Demokrasi, KLB Partai Demokrat dan Pelajaran Ke Depan
Beberapa hari belakangan ini, jika diamati, percakapan publik mulai hangat berkenaan dengan partai politik. Bagaimana tidak? Tentu semua tahu, konflik internal Partai Demokrat adalah yang teranyar di media sosial dan ruang publik hari ini. Kepemimpinan Agus Harimurti Yodhoyono (AHY) sebagai Ketua Partai Demokrat dikudeta oleh beberapa kader partai yang tidak puas dengan model kepemimpinan AHY.
Buntut dari ketidakpuasan tersebut berujung pada kegiatan Kongres Luar Biasa (KLB) oleh beberapa kader partai Demokrat yang digelar di Deli Serdang, Sumatera Utara, Jumaat (5/3), dengan memutuskan Moeldoko sebagai ketua umum Partai Demokrat yang baru menggantikan AHY (Media Indonesia, 5/3/2021).
Ada banyak tudingan yang dilancarkan bahwa kegiatan KLB tersebut adalah illegal, tidak sesuai dengan Anggaran Dasar/Anggaran Rumah Tangga (AD/ART) Partai Demokrat. Oleh karena itu, penyelesaian konflik internal partai Demokrat minimal bisa diselesaikan secepat mungkin agar tidak dibesar-besarkan mengingat Pilpres 2024 sudah semakin dekat.
Lantas, apa jalan terbaik yang perlu ditempuh oleh kader partai untuk menyelesaikan persoalan ini? Bagaimana kita menyikapi konflik semacam ini dengan situasi demokrasi di Indonesia? Mengapa persoalan internal partai terus menguat pasca reformasi?
Jika merujuk pada logika dan mekanisme hukum, konflik internal partai seharusnya diselesaikan melalui Mahkamah Partai. Namun, jika belum ditemukan titik terang penyelesaian masalah, maka pengadilan adalah jalan terakhir yang ditempuh guna menyelesaikan persoalan ini agar tidak berlarut-larut.
Remuknya Demokrasi Partai
Jika membaca konflik internal partai Demokrat, KLB di Deli Serdang, Sumatera Utara, setidaknya menggambarkan dinamika dan watak demokrasi partai yang terus menguat pasca reformasi. Banyak pihak menilai, KLB yang diselenggarakan tersebut secara tidak langsung bisa menyeret demokrasi pada jurang otoriterianisme dalam tubuh partai.
Sebab, jika semua partai politik di Indonesia mengambil langkah-langkah semacam itu tanpa melalui regulasi dan mekanisme partai, bisa menyebabkan partai politik kita rentan terpecah. Hal ini tentu bisa melahirkan watak pragmatisme dan oportunisme di dalam partai politik itu sendiri. Bahkan, yang paling mungkin dari situasi semacam ini munculnya partai-partai yang berwatak oligarkis.
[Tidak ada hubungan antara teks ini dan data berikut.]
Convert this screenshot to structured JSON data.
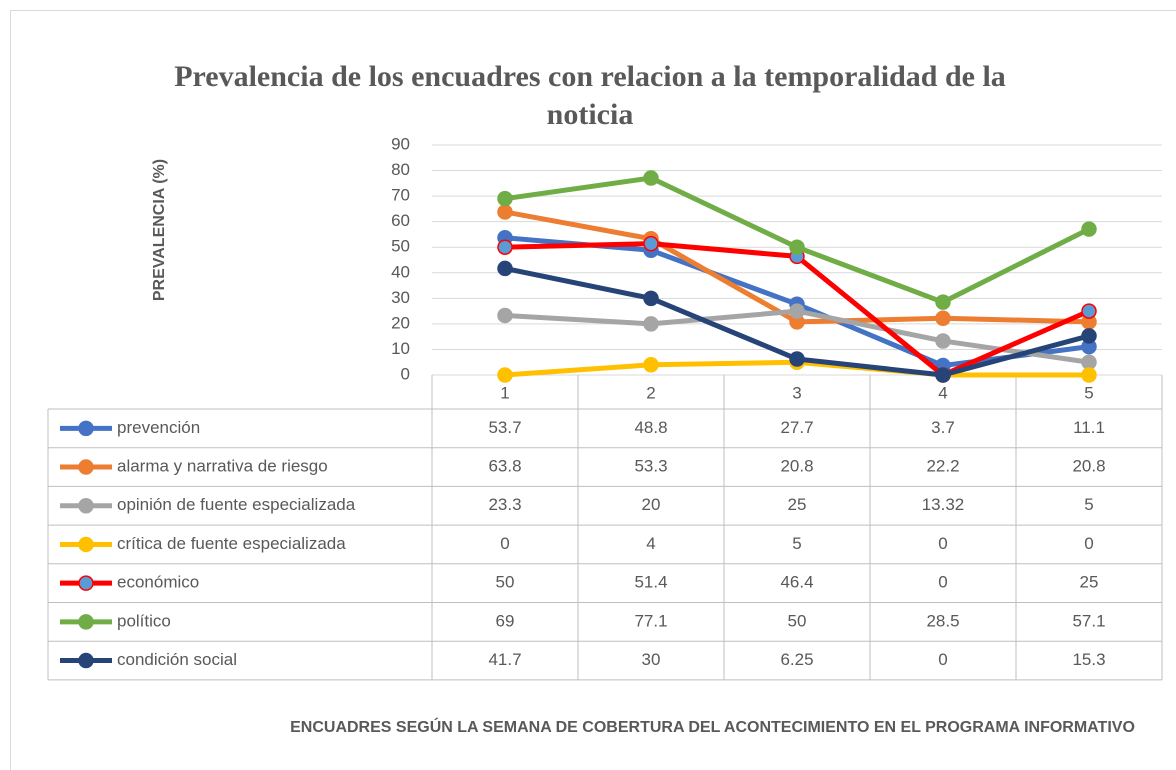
{
  "chart_data": {
    "type": "line",
    "title": "Prevalencia de los encuadres con relacion a la temporalidad de la noticia",
    "y_label": "PREVALENCIA (%)",
    "x_label": "ENCUADRES SEGÚN LA SEMANA DE COBERTURA DEL ACONTECIMIENTO EN EL PROGRAMA INFORMATIVO",
    "categories": [
      "1",
      "2",
      "3",
      "4",
      "5"
    ],
    "ylim": [
      0,
      90
    ],
    "yticks": [
      0,
      10,
      20,
      30,
      40,
      50,
      60,
      70,
      80,
      90
    ],
    "grid": true,
    "series": [
      {
        "name": "prevención",
        "color": "#4472c4",
        "values": [
          53.7,
          48.8,
          27.7,
          3.7,
          11.1
        ]
      },
      {
        "name": "alarma y narrativa de riesgo",
        "color": "#ed7d31",
        "values": [
          63.8,
          53.3,
          20.8,
          22.2,
          20.8
        ]
      },
      {
        "name": "opinión de fuente especializada",
        "color": "#a5a5a5",
        "values": [
          23.3,
          20,
          25,
          13.32,
          5
        ]
      },
      {
        "name": "crítica de fuente especializada",
        "color": "#ffc000",
        "values": [
          0,
          4,
          5,
          0,
          0
        ]
      },
      {
        "name": "económico",
        "color": "#ff0000",
        "marker_color": "#5b9bd5",
        "values": [
          50,
          51.4,
          46.4,
          0,
          25
        ]
      },
      {
        "name": "político",
        "color": "#70ad47",
        "values": [
          69,
          77.1,
          50,
          28.5,
          57.1
        ]
      },
      {
        "name": "condición social",
        "color": "#264478",
        "values": [
          41.7,
          30,
          6.25,
          0,
          15.3
        ]
      }
    ]
  }
}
Dalam buku, Faksi dan Konflik Internal Partai Politik di Indonesia Era Reformasi, Aisah Putri Budiatri et.al (2018) mengatakan bahwa secara teoritis, terbentuknya faksi di internal partai dipengaruhi oleh dua faktor, internal dan eksternal. Faktor internal meliputi, nilai dan ideologi, kompleksitas sosiologis, struktur organisasi partai dan pola kepemimpinan elite partai. Faktor eksternal, meliputi, sistem kepartaian, sistem pemilu, pilihan koalisi dan kekuasaan, regulasi dan mekanisme penyelesaian konflik
Jika diamati konflik di internal partai Demokrat sekarang ini, kita menemukan dua faksi yang berbeda. Pertama faksi yang tetap mendukung AHY sebagai ketua partai dan kedua adalah faksi yang tidak puas dengan kepemimpinan yang ada sehingga mengambil langkah KLB dengan memilih Moeldoko sebagai ketua partai yang baru.
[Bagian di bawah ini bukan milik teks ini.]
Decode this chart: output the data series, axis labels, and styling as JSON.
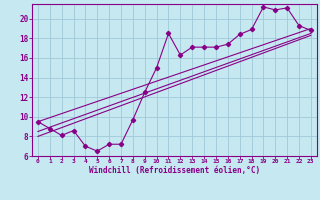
{
  "xlabel": "Windchill (Refroidissement éolien,°C)",
  "bg_color": "#c6e8f0",
  "grid_color": "#a0c8d8",
  "line_color": "#880088",
  "xlim": [
    -0.5,
    23.5
  ],
  "ylim": [
    6,
    21.5
  ],
  "xticks": [
    0,
    1,
    2,
    3,
    4,
    5,
    6,
    7,
    8,
    9,
    10,
    11,
    12,
    13,
    14,
    15,
    16,
    17,
    18,
    19,
    20,
    21,
    22,
    23
  ],
  "yticks": [
    6,
    8,
    10,
    12,
    14,
    16,
    18,
    20
  ],
  "scatter_x": [
    0,
    1,
    2,
    3,
    4,
    5,
    6,
    7,
    8,
    9,
    10,
    11,
    12,
    13,
    14,
    15,
    16,
    17,
    18,
    19,
    20,
    21,
    22,
    23
  ],
  "scatter_y": [
    9.5,
    8.8,
    8.1,
    8.6,
    7.0,
    6.5,
    7.2,
    7.2,
    9.7,
    12.5,
    15.0,
    18.5,
    16.3,
    17.1,
    17.1,
    17.1,
    17.4,
    18.4,
    18.9,
    21.2,
    20.9,
    21.1,
    19.3,
    18.8
  ],
  "line1_x": [
    0,
    23
  ],
  "line1_y": [
    8.5,
    18.5
  ],
  "line2_x": [
    0,
    23
  ],
  "line2_y": [
    9.5,
    19.0
  ],
  "line3_x": [
    0,
    23
  ],
  "line3_y": [
    8.0,
    18.3
  ]
}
Faktor internal adalah yang paling mungkin menyebabkan mengapa faksi di internal Demokrat itu terjadi. Menurut saya, menguatnya faksi tersebut disebabkan oleh lemahnya nilai dan ideologi kader partai, yang menyebabkan kader partai bisa ‘seenaknya’ melangkahi AD/ART partai. Sementara pada sisi lain, saya melihat bahwa, struktur organisasi dan pola kepemimpinan elit yang menyebabkan mengapa KLB itu ada. Banyak tudingan yang mengatakan bahwa hal ini dipengaruhi karena kentalnya watak dinasti di dalam partai Demokrat.
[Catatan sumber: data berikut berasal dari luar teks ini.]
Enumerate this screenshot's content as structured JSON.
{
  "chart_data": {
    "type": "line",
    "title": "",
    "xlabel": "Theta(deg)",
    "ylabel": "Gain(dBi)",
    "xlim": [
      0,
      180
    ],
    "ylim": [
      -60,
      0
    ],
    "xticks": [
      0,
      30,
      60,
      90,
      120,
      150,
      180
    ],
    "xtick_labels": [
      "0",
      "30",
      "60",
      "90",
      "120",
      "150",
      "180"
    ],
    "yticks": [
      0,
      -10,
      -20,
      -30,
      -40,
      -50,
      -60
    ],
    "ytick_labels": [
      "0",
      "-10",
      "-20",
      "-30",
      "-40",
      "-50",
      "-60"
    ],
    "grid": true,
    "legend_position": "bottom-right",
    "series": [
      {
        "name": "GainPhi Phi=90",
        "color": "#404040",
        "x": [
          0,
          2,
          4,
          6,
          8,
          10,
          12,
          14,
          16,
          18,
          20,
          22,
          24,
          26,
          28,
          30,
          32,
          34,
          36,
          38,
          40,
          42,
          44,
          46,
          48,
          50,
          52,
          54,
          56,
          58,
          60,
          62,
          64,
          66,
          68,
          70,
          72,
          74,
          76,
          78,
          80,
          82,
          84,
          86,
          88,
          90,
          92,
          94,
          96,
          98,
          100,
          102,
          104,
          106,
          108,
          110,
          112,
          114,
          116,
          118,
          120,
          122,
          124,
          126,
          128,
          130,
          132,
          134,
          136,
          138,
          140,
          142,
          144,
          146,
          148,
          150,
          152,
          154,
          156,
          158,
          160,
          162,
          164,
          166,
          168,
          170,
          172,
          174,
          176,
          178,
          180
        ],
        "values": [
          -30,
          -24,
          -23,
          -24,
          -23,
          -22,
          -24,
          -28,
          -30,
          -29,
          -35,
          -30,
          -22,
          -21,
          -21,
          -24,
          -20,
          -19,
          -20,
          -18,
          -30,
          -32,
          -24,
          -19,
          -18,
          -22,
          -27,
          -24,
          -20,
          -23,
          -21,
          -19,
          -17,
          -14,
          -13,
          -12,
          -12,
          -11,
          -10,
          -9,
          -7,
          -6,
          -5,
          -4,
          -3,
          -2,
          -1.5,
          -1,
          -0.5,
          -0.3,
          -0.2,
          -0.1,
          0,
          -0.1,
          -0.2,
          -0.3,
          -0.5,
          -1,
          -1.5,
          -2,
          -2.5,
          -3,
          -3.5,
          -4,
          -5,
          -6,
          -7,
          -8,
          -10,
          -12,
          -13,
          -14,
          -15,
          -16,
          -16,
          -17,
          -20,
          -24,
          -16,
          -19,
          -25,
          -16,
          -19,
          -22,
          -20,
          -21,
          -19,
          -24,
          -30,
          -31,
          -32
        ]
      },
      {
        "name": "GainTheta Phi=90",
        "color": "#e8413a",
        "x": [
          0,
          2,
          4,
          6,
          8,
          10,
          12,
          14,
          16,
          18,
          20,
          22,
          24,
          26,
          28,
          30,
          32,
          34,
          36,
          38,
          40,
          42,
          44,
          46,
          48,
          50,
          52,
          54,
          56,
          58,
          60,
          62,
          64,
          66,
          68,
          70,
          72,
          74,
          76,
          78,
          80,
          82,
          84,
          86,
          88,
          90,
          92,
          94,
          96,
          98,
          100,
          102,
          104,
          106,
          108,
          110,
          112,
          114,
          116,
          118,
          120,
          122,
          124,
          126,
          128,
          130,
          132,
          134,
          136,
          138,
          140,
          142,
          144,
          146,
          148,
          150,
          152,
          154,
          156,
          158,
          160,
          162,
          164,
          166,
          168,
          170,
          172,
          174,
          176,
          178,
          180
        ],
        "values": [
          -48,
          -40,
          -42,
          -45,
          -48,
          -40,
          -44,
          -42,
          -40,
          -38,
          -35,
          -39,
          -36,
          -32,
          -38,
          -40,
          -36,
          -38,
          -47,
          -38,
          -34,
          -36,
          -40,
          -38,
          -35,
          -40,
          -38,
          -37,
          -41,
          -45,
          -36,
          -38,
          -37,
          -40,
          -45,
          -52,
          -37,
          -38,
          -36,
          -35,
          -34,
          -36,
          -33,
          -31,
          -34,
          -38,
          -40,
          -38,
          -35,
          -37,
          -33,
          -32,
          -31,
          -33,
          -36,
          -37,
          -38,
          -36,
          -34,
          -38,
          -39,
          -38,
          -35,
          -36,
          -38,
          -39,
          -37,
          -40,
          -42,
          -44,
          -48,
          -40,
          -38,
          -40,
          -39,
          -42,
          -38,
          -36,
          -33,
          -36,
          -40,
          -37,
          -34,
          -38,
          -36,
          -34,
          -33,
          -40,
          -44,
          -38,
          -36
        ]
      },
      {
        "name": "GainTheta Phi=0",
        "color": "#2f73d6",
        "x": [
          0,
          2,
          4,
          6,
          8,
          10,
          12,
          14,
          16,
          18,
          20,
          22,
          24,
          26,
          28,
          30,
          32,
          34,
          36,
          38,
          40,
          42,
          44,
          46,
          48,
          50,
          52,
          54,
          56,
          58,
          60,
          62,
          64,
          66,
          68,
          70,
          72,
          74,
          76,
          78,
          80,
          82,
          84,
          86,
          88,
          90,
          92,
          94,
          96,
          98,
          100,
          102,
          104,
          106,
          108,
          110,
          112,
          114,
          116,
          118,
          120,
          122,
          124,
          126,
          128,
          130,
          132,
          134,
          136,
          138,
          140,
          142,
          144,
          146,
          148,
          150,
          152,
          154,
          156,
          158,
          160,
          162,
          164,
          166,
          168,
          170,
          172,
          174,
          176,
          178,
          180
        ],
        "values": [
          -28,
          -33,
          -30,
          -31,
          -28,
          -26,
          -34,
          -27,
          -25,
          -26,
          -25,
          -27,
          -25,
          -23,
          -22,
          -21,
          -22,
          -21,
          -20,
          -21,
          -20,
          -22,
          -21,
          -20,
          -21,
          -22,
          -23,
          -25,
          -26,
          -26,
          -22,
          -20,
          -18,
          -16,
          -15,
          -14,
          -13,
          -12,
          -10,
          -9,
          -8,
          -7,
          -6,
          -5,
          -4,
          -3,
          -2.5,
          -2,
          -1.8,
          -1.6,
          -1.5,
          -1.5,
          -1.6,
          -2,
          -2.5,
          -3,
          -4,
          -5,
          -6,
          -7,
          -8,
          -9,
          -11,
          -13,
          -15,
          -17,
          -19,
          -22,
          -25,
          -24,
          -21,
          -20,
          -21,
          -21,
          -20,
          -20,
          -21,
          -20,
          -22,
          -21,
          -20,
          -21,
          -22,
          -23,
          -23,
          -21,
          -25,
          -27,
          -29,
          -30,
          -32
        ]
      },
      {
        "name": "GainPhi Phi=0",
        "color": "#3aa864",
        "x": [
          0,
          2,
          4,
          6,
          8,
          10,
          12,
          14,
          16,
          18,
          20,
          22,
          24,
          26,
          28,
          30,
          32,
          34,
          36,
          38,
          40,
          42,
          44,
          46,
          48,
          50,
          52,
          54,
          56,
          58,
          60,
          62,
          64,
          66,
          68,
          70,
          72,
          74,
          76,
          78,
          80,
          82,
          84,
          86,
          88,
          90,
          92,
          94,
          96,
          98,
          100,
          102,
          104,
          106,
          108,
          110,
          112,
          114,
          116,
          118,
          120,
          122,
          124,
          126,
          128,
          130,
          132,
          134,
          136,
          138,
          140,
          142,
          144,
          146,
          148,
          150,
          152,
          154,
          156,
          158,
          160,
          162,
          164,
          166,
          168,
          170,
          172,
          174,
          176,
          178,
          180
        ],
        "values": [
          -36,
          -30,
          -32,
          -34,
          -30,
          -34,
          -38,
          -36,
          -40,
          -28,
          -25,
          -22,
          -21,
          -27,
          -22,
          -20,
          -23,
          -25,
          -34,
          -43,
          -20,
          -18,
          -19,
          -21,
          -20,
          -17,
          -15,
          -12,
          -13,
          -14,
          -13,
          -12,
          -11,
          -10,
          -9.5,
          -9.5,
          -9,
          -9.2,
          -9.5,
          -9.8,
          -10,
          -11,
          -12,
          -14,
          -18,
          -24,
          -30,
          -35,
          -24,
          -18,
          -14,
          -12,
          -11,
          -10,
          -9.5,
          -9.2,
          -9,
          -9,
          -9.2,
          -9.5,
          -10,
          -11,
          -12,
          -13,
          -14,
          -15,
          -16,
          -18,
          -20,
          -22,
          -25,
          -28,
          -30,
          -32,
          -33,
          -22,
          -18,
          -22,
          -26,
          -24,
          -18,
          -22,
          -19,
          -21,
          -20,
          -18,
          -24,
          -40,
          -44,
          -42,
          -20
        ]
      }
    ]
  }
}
Karena itu, konflik internal partai Demokrat, menurut saya menggambarkan dinamika partai politik yang tidak sehat. Sebab, jika kader-kader partai memiliki pandangan ideologis yang kuat, memiliki komitmen yang sama merawat partai dan sisi lain muncul rasa ketidakpuasan kader terhadap struktur partai dan kepemimpinan partai, menurut saya, kader partai bisa menyelesaikan konflik internal sesuai dengan regulasi dan mekanisme partai yang ada. Di sinilah sebenarnya dibutuhkan kerjasama dan kolaborasi di antara kader partai dalam rangka membangun dan membentuk wawasan partai yang visioner. Jika konflik seperti ini tidak segera disikapi oleh kader partai, saya meyakini, hal ini besar kemungkinan menyebabkan remuknya demokrasi partai.
Pelajaran Ke Depan
Konflik di internal partai Demokrat hari ini bukan hal baru bagi dinamika partai politik di Indonesia. Sebab, sejarah mencatat, ada begitu banyak kasus serupa yang pernah terjadi pada partai yang lain, seperti partai PDI-P, Golkar, PPP dan PKB. Namun, menurut saya, semua itu mesti disikapi secara dingin oleh kader partai, agar stabilitas dan demokrasi partai tetap terjaga dengan baik.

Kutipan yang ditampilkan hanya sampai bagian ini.